Bangladeshi government asked to protect reporters after 30 are attacked during protest
Reporters Without Borders (RSF) calls on the Bangladeshi government to shed all possible light on the violence against around 30 reporters during a large opposition protest on 28 October in the capital, Dhaka. The authorities must guarantee the safety and protection of journalists in the run-up to next January’s general elections, RSF says.
Journalists were subjected to violence on an unprecedented scale while covering the banned demonstration on 28 October, which was called by opposition parties to press demands for Prime Minister Sheikh Hasina’s government to resign.

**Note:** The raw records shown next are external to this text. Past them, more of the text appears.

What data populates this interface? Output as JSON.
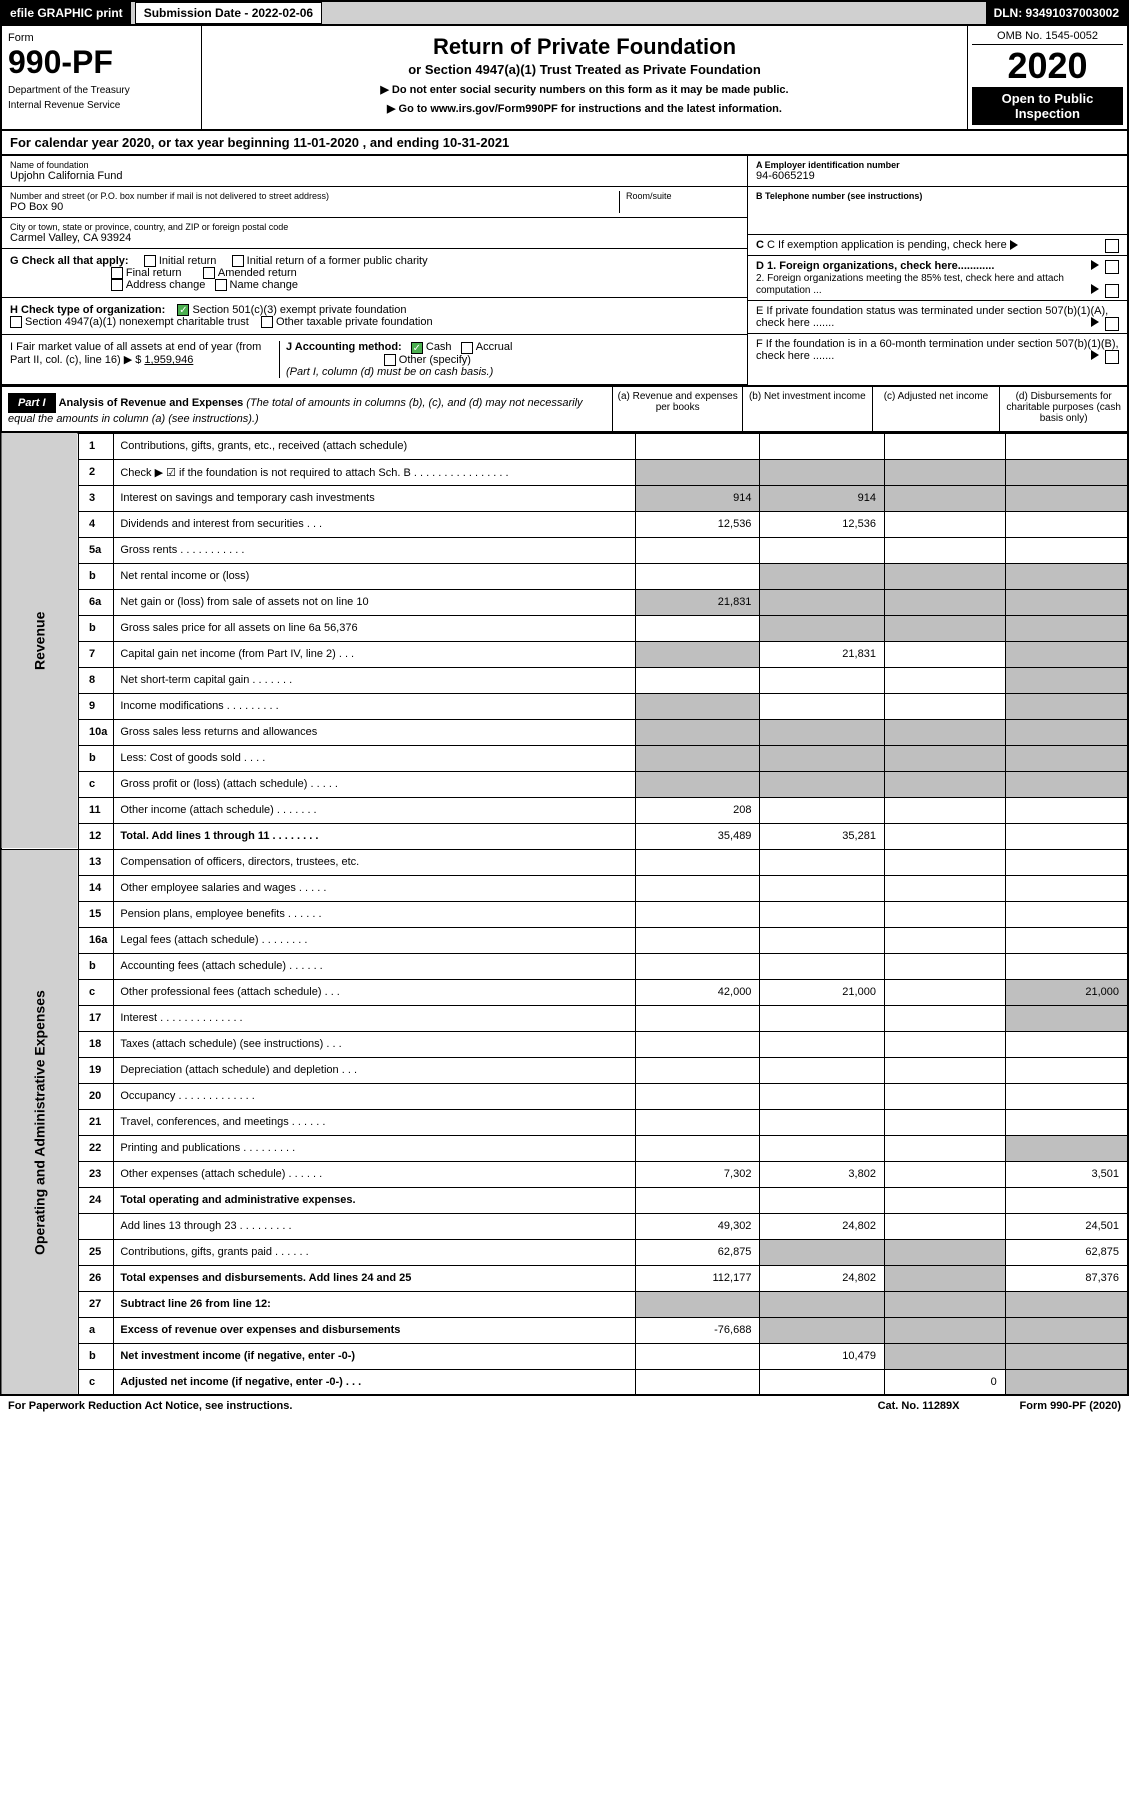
{
  "topbar": {
    "efile": "efile GRAPHIC print",
    "subdate_label": "Submission Date - 2022-02-06",
    "dln": "DLN: 93491037003002"
  },
  "header": {
    "form": "Form",
    "formno": "990-PF",
    "dept": "Department of the Treasury",
    "irs": "Internal Revenue Service",
    "title": "Return of Private Foundation",
    "subtitle": "or Section 4947(a)(1) Trust Treated as Private Foundation",
    "note1": "▶ Do not enter social security numbers on this form as it may be made public.",
    "note2": "▶ Go to www.irs.gov/Form990PF for instructions and the latest information.",
    "omb": "OMB No. 1545-0052",
    "year": "2020",
    "open": "Open to Public Inspection"
  },
  "calyear": "For calendar year 2020, or tax year beginning 11-01-2020                                , and ending 10-31-2021",
  "info": {
    "name_lbl": "Name of foundation",
    "name": "Upjohn California Fund",
    "addr_lbl": "Number and street (or P.O. box number if mail is not delivered to street address)",
    "addr": "PO Box 90",
    "room_lbl": "Room/suite",
    "city_lbl": "City or town, state or province, country, and ZIP or foreign postal code",
    "city": "Carmel Valley, CA  93924",
    "a_lbl": "A Employer identification number",
    "a": "94-6065219",
    "b_lbl": "B Telephone number (see instructions)",
    "c": "C If exemption application is pending, check here",
    "d1": "D 1. Foreign organizations, check here............",
    "d2": "2. Foreign organizations meeting the 85% test, check here and attach computation ...",
    "e": "E  If private foundation status was terminated under section 507(b)(1)(A), check here .......",
    "f": "F  If the foundation is in a 60-month termination under section 507(b)(1)(B), check here .......",
    "g": "G Check all that apply:",
    "g1": "Initial return",
    "g2": "Initial return of a former public charity",
    "g3": "Final return",
    "g4": "Amended return",
    "g5": "Address change",
    "g6": "Name change",
    "h": "H Check type of organization:",
    "h1": "Section 501(c)(3) exempt private foundation",
    "h2": "Section 4947(a)(1) nonexempt charitable trust",
    "h3": "Other taxable private foundation",
    "i": "I Fair market value of all assets at end of year (from Part II, col. (c), line 16) ▶ $",
    "i_val": "1,959,946",
    "j": "J Accounting method:",
    "j1": "Cash",
    "j2": "Accrual",
    "j3": "Other (specify)",
    "j_note": "(Part I, column (d) must be on cash basis.)"
  },
  "part1": {
    "label": "Part I",
    "title": "Analysis of Revenue and Expenses",
    "sub": "(The total of amounts in columns (b), (c), and (d) may not necessarily equal the amounts in column (a) (see instructions).)",
    "cola": "(a)    Revenue and expenses per books",
    "colb": "(b)    Net investment income",
    "colc": "(c)   Adjusted net income",
    "cold": "(d)   Disbursements for charitable purposes (cash basis only)"
  },
  "sidebar": {
    "rev": "Revenue",
    "oae": "Operating and Administrative Expenses"
  },
  "rows": [
    {
      "n": "1",
      "d": "Contributions, gifts, grants, etc., received (attach schedule)"
    },
    {
      "n": "2",
      "d": "Check ▶ ☑ if the foundation is not required to attach Sch. B   .   .   .   .   .   .   .   .   .   .   .   .   .   .   .   ."
    },
    {
      "n": "3",
      "d": "Interest on savings and temporary cash investments",
      "a": "914",
      "b": "914"
    },
    {
      "n": "4",
      "d": "Dividends and interest from securities   .   .   .",
      "a": "12,536",
      "b": "12,536"
    },
    {
      "n": "5a",
      "d": "Gross rents   .   .   .   .   .   .   .   .   .   .   ."
    },
    {
      "n": "b",
      "d": "Net rental income or (loss)"
    },
    {
      "n": "6a",
      "d": "Net gain or (loss) from sale of assets not on line 10",
      "a": "21,831"
    },
    {
      "n": "b",
      "d": "Gross sales price for all assets on line 6a                     56,376"
    },
    {
      "n": "7",
      "d": "Capital gain net income (from Part IV, line 2)   .   .   .",
      "b": "21,831"
    },
    {
      "n": "8",
      "d": "Net short-term capital gain   .   .   .   .   .   .   ."
    },
    {
      "n": "9",
      "d": "Income modifications   .   .   .   .   .   .   .   .   ."
    },
    {
      "n": "10a",
      "d": "Gross sales less returns and allowances"
    },
    {
      "n": "b",
      "d": "Less: Cost of goods sold   .   .   .   ."
    },
    {
      "n": "c",
      "d": "Gross profit or (loss) (attach schedule)   .   .   .   .   ."
    },
    {
      "n": "11",
      "d": "Other income (attach schedule)   .   .   .   .   .   .   .",
      "a": "208"
    },
    {
      "n": "12",
      "d": "Total. Add lines 1 through 11   .   .   .   .   .   .   .   .",
      "bold": true,
      "a": "35,489",
      "b": "35,281"
    },
    {
      "n": "13",
      "d": "Compensation of officers, directors, trustees, etc."
    },
    {
      "n": "14",
      "d": "Other employee salaries and wages   .   .   .   .   ."
    },
    {
      "n": "15",
      "d": "Pension plans, employee benefits   .   .   .   .   .   ."
    },
    {
      "n": "16a",
      "d": "Legal fees (attach schedule)   .   .   .   .   .   .   .   ."
    },
    {
      "n": "b",
      "d": "Accounting fees (attach schedule)   .   .   .   .   .   ."
    },
    {
      "n": "c",
      "d": "Other professional fees (attach schedule)   .   .   .",
      "a": "42,000",
      "b": "21,000",
      "dd": "21,000"
    },
    {
      "n": "17",
      "d": "Interest   .   .   .   .   .   .   .   .   .   .   .   .   .   ."
    },
    {
      "n": "18",
      "d": "Taxes (attach schedule) (see instructions)   .   .   ."
    },
    {
      "n": "19",
      "d": "Depreciation (attach schedule) and depletion   .   .   ."
    },
    {
      "n": "20",
      "d": "Occupancy   .   .   .   .   .   .   .   .   .   .   .   .   ."
    },
    {
      "n": "21",
      "d": "Travel, conferences, and meetings   .   .   .   .   .   ."
    },
    {
      "n": "22",
      "d": "Printing and publications   .   .   .   .   .   .   .   .   ."
    },
    {
      "n": "23",
      "d": "Other expenses (attach schedule)   .   .   .   .   .   .",
      "a": "7,302",
      "b": "3,802",
      "dd": "3,501"
    },
    {
      "n": "24",
      "d": "Total operating and administrative expenses.",
      "bold": true
    },
    {
      "n": "",
      "d": "Add lines 13 through 23    .   .   .   .   .   .   .   .   .",
      "a": "49,302",
      "b": "24,802",
      "dd": "24,501"
    },
    {
      "n": "25",
      "d": "Contributions, gifts, grants paid   .   .   .   .   .   .",
      "a": "62,875",
      "dd": "62,875"
    },
    {
      "n": "26",
      "d": "Total expenses and disbursements. Add lines 24 and 25",
      "bold": true,
      "a": "112,177",
      "b": "24,802",
      "dd": "87,376"
    },
    {
      "n": "27",
      "d": "Subtract line 26 from line 12:",
      "bold": true
    },
    {
      "n": "a",
      "d": "Excess of revenue over expenses and disbursements",
      "bold": true,
      "a": "-76,688"
    },
    {
      "n": "b",
      "d": "Net investment income (if negative, enter -0-)",
      "bold": true,
      "b": "10,479"
    },
    {
      "n": "c",
      "d": "Adjusted net income (if negative, enter -0-)   .   .   .",
      "bold": true,
      "c": "0"
    }
  ],
  "grey_cells": {
    "1": [
      "a",
      "b",
      "c",
      "d"
    ],
    "2": [
      "a",
      "b",
      "c",
      "d"
    ],
    "5": [
      "b",
      "c",
      "d"
    ],
    "6": [
      "a",
      "b",
      "c",
      "d"
    ],
    "7": [
      "b",
      "c",
      "d"
    ],
    "8": [
      "a",
      "d"
    ],
    "9": [
      "d"
    ],
    "10": [
      "a",
      "d"
    ],
    "11": [
      "a",
      "b",
      "c",
      "d"
    ],
    "12": [
      "a",
      "b",
      "c",
      "d"
    ],
    "13": [
      "a",
      "b",
      "c",
      "d"
    ],
    "21": [
      "d"
    ],
    "22": [
      "d"
    ],
    "27": [
      "d"
    ],
    "31": [
      "b",
      "c"
    ],
    "32": [
      "c"
    ],
    "33": [
      "a",
      "b",
      "c",
      "d"
    ],
    "34": [
      "b",
      "c",
      "d"
    ],
    "35": [
      "c",
      "d"
    ],
    "36": [
      "d"
    ]
  },
  "footer": {
    "left": "For Paperwork Reduction Act Notice, see instructions.",
    "mid": "Cat. No. 11289X",
    "right": "Form 990-PF (2020)"
  }
}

Reporters were attacked by demonstrators, government supporters and police.
Some of the protesters beat reporters with bamboo sticks and steel bars or threw stones at them, although they were easily identifiable. At the same time, journalists were also deliberately targeted by police firing rubber bullets and teargas. Rioting protesters also vandalized vehicles bearing “press” signs and torched equally identifiable press motorcycles.
“The violence unleashed against journalists in Dhaka on 28 October was unacceptable. We call on the government and police to ensure the safety and protection of journalists, who play an essential role, especially in the run-up to elections
The media victims included Rafsan Jani, a reporter for the Dainik Kalbela daily newspaper, who had to be hospitalised after being beaten by protesters. Agence France-Presse video reporter Mohammad Ali Mazed was ambushed and then beaten over the head and on his back with sticks. According to the information gathered by RSF, both police and protesters grabbed equipment from Bangladeshi and foreign reporters, press photographers, cameramen and video reporters for online media.
In a related tragic incident, Rafique Bhuiyan, a retired journalist who was passing by the protest in a rickshaw, sustained serious head injuries when the impact of a teargas grenade fired by police caused his rickshaw to tip over. He died of his injuries in hospital the next day.
The demonstration – in which around 100,000 people participated, according to the police, and 1 million, according to the organisers – was called by the Bangladesh Nationalist Party (BNP), the leading opposition party, and by Jamaat-e-Islami, the country’s biggest Islamist party, to press demands for Prime Minister Hasina’s resignation so that a neutral caretaker government can oversee the elections due to be held in January.